BACA JUGA: Perempuan Muara Gembong di Tengah Ancaman Banjir Rob
Pengerukan pasir laut ini juga berisiko mengubah struktur dasar laut yang akan mempengaruhi pola arus laut dan memperbesar gelombang. Selain dampak lingkungan, penambangan pasir laut juga mengancam keberlanjutan ekonomi dan sosial masyarakat pesisir.
PP No. 26 Tahun 2023 berpotensi memicu konflik antara masyarakat terdampak dengan perusahaan tambang. Contohnya yang terjadi dalam 24 aksi protes masyarakat terhadap aktivitas penambangan laut selama 10 tahun terakhir.
“Penambangan pasir dapat merusak wilayah tangkap nelayan, menurunkan produktivitas, dan dalam jangka panjang dapat menyebabkan kelangkaan pangan,” kata Afdillah.
Kebijakan sebagai Bentuk Greenwashing
Sementara itu, Afdillah mengkritik PP No. 26 Tahun 2023 sebagai bentuk greenwashing atau pembungkusan kebijakan yang merusak dengan label pemulihan lingkungan. Meski klaimnya untuk memulihkan ekosistem laut, regulasi ini lebih fokus pada mekanisme perizinan dan penambangan pasir. Akibatnya, upaya pemulihan lingkungan tidak tampak dalam implementasi peraturan tersebut.
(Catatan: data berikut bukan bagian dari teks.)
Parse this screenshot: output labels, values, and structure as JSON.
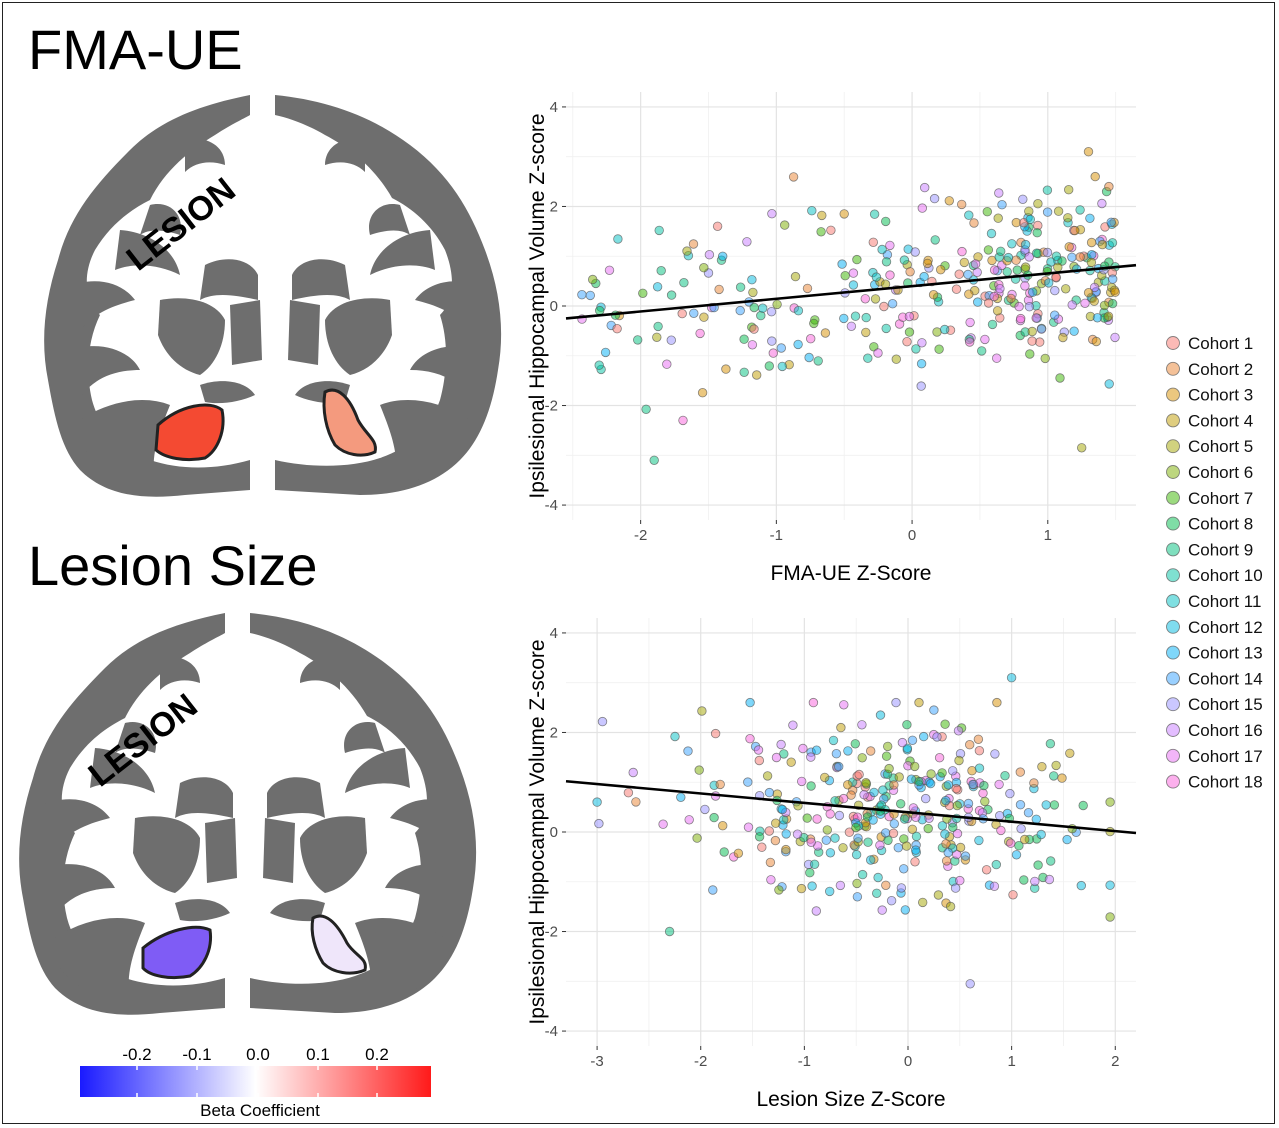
{
  "panels": {
    "top_title": "FMA-UE",
    "bottom_title": "Lesion Size",
    "brain_label": "LESION"
  },
  "colorbar": {
    "title": "Beta Coefficient",
    "ticks": [
      "-0.2",
      "-0.1",
      "0.0",
      "0.1",
      "0.2"
    ],
    "colors": [
      "#1a1aff",
      "#ffffff",
      "#ff1a1a"
    ]
  },
  "brain_regions": {
    "top": {
      "left_hippocampus_color": "#f44a32",
      "right_hippocampus_color": "#f49a7e"
    },
    "bottom": {
      "left_hippocampus_color": "#7f5cf5",
      "right_hippocampus_color": "#efe6fa"
    },
    "tissue_color": "#6e6e6e"
  },
  "legend": {
    "cohorts": [
      "Cohort 1",
      "Cohort 2",
      "Cohort 3",
      "Cohort 4",
      "Cohort 5",
      "Cohort 6",
      "Cohort 7",
      "Cohort 8",
      "Cohort 9",
      "Cohort 10",
      "Cohort 11",
      "Cohort 12",
      "Cohort 13",
      "Cohort 14",
      "Cohort 15",
      "Cohort 16",
      "Cohort 17",
      "Cohort 18"
    ],
    "colors": [
      "#f8766d",
      "#ea8331",
      "#d89000",
      "#c09b00",
      "#a3a500",
      "#7cae00",
      "#39b600",
      "#00bb4e",
      "#00bf7d",
      "#00c1a3",
      "#00bfc4",
      "#00bae0",
      "#00b0f6",
      "#35a2ff",
      "#9590ff",
      "#c77cff",
      "#e76bf3",
      "#fa62db"
    ]
  },
  "chart_data": [
    {
      "type": "scatter",
      "xlabel": "FMA-UE Z-Score",
      "ylabel": "Ipsilesional Hippocampal Volume Z-score",
      "xlim": [
        -2.55,
        1.65
      ],
      "ylim": [
        -4.3,
        4.3
      ],
      "xticks": [
        -2,
        -1,
        0,
        1
      ],
      "yticks": [
        -4,
        -2,
        0,
        2,
        4
      ],
      "grid": true,
      "legend": "right",
      "fit_line": {
        "x": [
          -2.55,
          1.65
        ],
        "y": [
          -0.25,
          0.82
        ]
      },
      "outliers": [
        {
          "x": 1.3,
          "y": 3.1
        },
        {
          "x": -1.9,
          "y": -3.1
        },
        {
          "x": 1.45,
          "y": 2.4
        },
        {
          "x": 1.25,
          "y": -2.85
        },
        {
          "x": -0.5,
          "y": 1.85
        }
      ],
      "n_points": 360
    },
    {
      "type": "scatter",
      "xlabel": "Lesion Size Z-Score",
      "ylabel": "Ipsilesional Hippocampal Volume Z-score",
      "xlim": [
        -3.3,
        2.2
      ],
      "ylim": [
        -4.3,
        4.3
      ],
      "xticks": [
        -3,
        -2,
        -1,
        0,
        1,
        2
      ],
      "yticks": [
        -4,
        -2,
        0,
        2,
        4
      ],
      "grid": true,
      "legend": "right",
      "fit_line": {
        "x": [
          -3.3,
          2.2
        ],
        "y": [
          1.02,
          -0.02
        ]
      },
      "outliers": [
        {
          "x": 1.0,
          "y": 3.1
        },
        {
          "x": -2.3,
          "y": -2.0
        },
        {
          "x": 0.6,
          "y": -3.05
        },
        {
          "x": -3.0,
          "y": 0.6
        },
        {
          "x": 0.25,
          "y": 2.45
        }
      ],
      "n_points": 360
    }
  ]
}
“Sampai hari ini kita belum melihat bagaimana wujud upaya pemulihan lingkungan yang digadang-gadang sebagai tujuan utama dari peraturan tersebut. Justru kita disuguhi oleh aturan-aturan yang malah melancarkan proses usaha ekspor pasirnya, bukan pemulihan lingkungannya,” jelasnya.
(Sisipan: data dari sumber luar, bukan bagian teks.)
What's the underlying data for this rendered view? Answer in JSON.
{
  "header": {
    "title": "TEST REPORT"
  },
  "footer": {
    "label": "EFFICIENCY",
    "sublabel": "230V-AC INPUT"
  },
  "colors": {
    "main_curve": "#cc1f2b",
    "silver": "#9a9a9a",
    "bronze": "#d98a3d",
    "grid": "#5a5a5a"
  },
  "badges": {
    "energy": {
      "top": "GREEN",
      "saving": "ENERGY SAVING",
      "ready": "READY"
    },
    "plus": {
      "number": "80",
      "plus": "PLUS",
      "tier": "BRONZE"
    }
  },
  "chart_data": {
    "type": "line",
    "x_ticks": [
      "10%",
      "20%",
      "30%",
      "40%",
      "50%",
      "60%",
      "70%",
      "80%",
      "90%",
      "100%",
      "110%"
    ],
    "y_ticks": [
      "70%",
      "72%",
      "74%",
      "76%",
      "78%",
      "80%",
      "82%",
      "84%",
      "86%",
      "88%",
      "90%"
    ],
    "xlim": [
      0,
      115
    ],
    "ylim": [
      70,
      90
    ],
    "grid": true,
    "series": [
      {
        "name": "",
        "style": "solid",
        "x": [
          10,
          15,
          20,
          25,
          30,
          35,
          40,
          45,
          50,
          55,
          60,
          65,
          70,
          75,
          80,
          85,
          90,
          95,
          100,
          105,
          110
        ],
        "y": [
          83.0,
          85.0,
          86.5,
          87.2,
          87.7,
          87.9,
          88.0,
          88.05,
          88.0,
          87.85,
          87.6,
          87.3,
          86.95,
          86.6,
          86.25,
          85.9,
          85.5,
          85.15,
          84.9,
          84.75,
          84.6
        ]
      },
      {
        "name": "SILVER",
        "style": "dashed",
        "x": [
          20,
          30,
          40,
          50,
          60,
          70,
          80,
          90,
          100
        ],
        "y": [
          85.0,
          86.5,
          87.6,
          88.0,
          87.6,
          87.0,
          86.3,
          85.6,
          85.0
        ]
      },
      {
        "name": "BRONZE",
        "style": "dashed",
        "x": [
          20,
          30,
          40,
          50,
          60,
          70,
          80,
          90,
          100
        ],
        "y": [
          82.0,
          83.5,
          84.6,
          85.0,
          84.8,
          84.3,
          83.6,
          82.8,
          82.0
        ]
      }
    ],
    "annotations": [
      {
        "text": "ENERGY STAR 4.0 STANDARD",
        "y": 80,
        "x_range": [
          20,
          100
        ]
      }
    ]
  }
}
Afdillah menegaskan regulasi ini bukan solusi bagi pemulihan lingkungan, melainkan langkah mundur yang hanya menguntungkan segelintir elite. Bahkan, berisiko memperburuk krisis ekologis serta ketidakadilan sosial.
Ia mengatakan pemerintah harus segera mencabut peraturan ini dan fokus melindungi lautan. Pemerintah juga harus berhenti mengeksploitasi laut Indonesia secara serampangan seperti yang terjadi selama ini.